No estoy celoso, pero yo también puedo hacer que Rowan pierda la cabeza...
En fin, un relato de Michael y Rowan... unas memorias.
Lestat de Lioncourt
Hacía rato que había oscurecido. Eran
más de las diez de la noche. El reloj era incapaz de detenerse. Las
manecillas estaban prácticamente matando el tiempo. La cena se
enfriaba sobre el delicado mantel de lino, las velas estaban
prácticamente consumidas, la tarta era un complemento dulce que no
apetecía y el champán parecía todavía tener la esperanza de ser
descorchado. Frente a esa cena estaba él, esperando como siempre.
Otra vez. Una noche más las obligaciones habían podido a una cena.
Su espera era innecesaria. No importaba cuál era el motivo,
simplemente era el hecho de haber sucumbido de nuevo a una ilusión
banal. Ella no había regresado a casa, pero ni siquiera había
avisado. Rowan estaba más interesada en el Hospital Mayfair que en
su matrimonio. Siempre fue así. Su mente siempre estuvo perturbada
por el dolor y el pánico a ser una asesina, pero él sabía que no
era cierto. Jamás la juzgó de ese modo.
Él había terminado sus obligaciones,
y ella parecía estar siempre obsesionada con las suyas. A veces
creía que era sólo una excusa. Decidió telefonear, pues tomó la
decisión de ir a buscarla. Pidió que sacaran la limusina del garaje
donde la guardaban y fuesen a por él. No quería conducir, pues ni
siquiera deseaba mirarse al retrovisor.
Eran algo más de las once cuando llegó
al hospital. Aguardó unos minutos, observando la imponente fachada,
para luego ver a Oberon de pie, mordisqueando un donut de glaseado
blanco con un cartón de leche en la otra mano. No hizo caso a sus
ojos curiosos, tampoco a su bata y su indómita figura tan alta como
siniestra.
Hacía dos décadas que había ocurrido
la gran tragedia. Ese hijo, tan esperado, se convirtió en un
monstruo que terminó sembrando el dolor. Realmente el paraíso, ese
Edén que tardó en germinar, estaba siendo destrozado por la
inconsciencia des un monstruo, un ser, que era similar en
características a ese muchacho, ese que bebía inocente aquel cartón
y parecía tan sólo un joven médico que miraba con curiosidad las
acciones de quien era su “abuelo”.
Salió del vehículo, entró en el
hospital ofreciendo un ligero ademán al Taltos y se internó por los
pasillos buscando a su mujer. Se creía en su derecho. Hacía diez
años que ella ya no tenía esas terribles pesadillas. Tardó en
reponerse, pero al fin lo había logrado. Eran diez malditos años de
noches tranquilas.
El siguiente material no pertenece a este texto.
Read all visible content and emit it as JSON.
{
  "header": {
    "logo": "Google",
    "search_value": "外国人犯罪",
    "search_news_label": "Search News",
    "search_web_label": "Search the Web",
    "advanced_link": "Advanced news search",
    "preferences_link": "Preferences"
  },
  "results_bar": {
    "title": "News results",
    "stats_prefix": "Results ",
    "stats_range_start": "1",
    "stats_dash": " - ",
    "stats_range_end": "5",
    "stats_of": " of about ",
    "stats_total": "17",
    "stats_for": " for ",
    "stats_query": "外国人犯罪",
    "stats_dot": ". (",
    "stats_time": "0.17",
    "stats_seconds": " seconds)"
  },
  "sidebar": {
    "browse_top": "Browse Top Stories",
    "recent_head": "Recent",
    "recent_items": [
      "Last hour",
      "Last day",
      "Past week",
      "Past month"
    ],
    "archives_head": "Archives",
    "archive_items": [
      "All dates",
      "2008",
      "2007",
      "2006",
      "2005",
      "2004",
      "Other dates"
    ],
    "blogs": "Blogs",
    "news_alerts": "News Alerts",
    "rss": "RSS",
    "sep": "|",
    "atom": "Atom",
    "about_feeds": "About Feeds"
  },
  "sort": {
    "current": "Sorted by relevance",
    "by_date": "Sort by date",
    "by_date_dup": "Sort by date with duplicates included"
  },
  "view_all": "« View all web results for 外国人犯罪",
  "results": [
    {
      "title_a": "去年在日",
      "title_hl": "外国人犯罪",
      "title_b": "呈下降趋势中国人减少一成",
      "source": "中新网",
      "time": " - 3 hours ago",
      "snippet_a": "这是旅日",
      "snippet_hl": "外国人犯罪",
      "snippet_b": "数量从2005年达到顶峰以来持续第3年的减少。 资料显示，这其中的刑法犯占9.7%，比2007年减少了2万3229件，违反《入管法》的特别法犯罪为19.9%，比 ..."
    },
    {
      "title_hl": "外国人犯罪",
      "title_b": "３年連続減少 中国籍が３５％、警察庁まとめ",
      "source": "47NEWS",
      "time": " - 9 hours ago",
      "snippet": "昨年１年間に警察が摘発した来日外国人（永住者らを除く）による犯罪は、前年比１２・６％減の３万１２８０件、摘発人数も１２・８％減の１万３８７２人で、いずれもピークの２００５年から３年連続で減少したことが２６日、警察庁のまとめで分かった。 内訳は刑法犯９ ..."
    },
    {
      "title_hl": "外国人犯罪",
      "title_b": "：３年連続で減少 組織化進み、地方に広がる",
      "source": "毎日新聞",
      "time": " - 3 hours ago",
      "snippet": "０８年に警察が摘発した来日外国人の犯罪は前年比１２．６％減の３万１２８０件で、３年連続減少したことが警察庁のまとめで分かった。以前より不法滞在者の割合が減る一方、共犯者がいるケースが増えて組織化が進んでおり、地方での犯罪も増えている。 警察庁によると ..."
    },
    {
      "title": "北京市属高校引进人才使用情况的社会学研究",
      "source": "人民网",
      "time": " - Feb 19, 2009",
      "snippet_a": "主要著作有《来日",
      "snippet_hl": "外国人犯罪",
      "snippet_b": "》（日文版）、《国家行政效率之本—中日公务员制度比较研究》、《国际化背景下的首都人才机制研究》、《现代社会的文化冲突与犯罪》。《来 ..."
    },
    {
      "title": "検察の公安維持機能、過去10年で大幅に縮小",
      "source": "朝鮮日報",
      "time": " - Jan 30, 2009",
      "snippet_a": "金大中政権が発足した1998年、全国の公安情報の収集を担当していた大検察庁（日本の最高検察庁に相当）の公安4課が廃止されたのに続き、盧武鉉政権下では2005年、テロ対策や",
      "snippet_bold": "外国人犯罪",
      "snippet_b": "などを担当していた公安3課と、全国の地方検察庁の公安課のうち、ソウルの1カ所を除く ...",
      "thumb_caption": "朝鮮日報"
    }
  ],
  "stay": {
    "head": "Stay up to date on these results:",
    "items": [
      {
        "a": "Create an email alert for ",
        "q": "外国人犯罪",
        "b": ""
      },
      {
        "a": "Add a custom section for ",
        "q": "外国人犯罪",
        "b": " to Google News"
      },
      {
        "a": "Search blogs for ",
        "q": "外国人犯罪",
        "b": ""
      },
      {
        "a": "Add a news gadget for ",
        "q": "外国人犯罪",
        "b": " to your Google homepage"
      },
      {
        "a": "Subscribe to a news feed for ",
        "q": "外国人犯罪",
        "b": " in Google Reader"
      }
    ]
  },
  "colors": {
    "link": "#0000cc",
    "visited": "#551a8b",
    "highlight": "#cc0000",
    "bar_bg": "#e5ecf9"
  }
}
Habían superado todo y conseguido volver a ser un
matrimonio. ¿Por qué ella no lo veía igual? Diez años sin Lasher
sonriendo burlón a los pies de su cama.
Giró hacia la derecha de un profundo
pasillo, se colocó frente a la puerta barnizada de blanco. No llamó.
Tomó el pomo y lo giró. Entró en el despacho, y se quedó allí de
pie observando sus informes. Ni siquiera había prestado atención a
la ligera corriente de aire que había entrado en la habitación.
Tenía el rictus serio y mostraba
cierta preocupación. Usualmente siempre observaba de ese modo sus
interminables semblantes. No se detenía demasiado en cada hoja, pues
sólo firmaba las altas que ya había concedido, así como otros
documentos para pruebas médicas que ella misma había pedido el día
anterior. Ni siquiera se detuvo un instante. Continuaba pasando y
firmando hojas y hojas de informes. A veces ser la directora del
hospital Mayfair era demandante y estresante.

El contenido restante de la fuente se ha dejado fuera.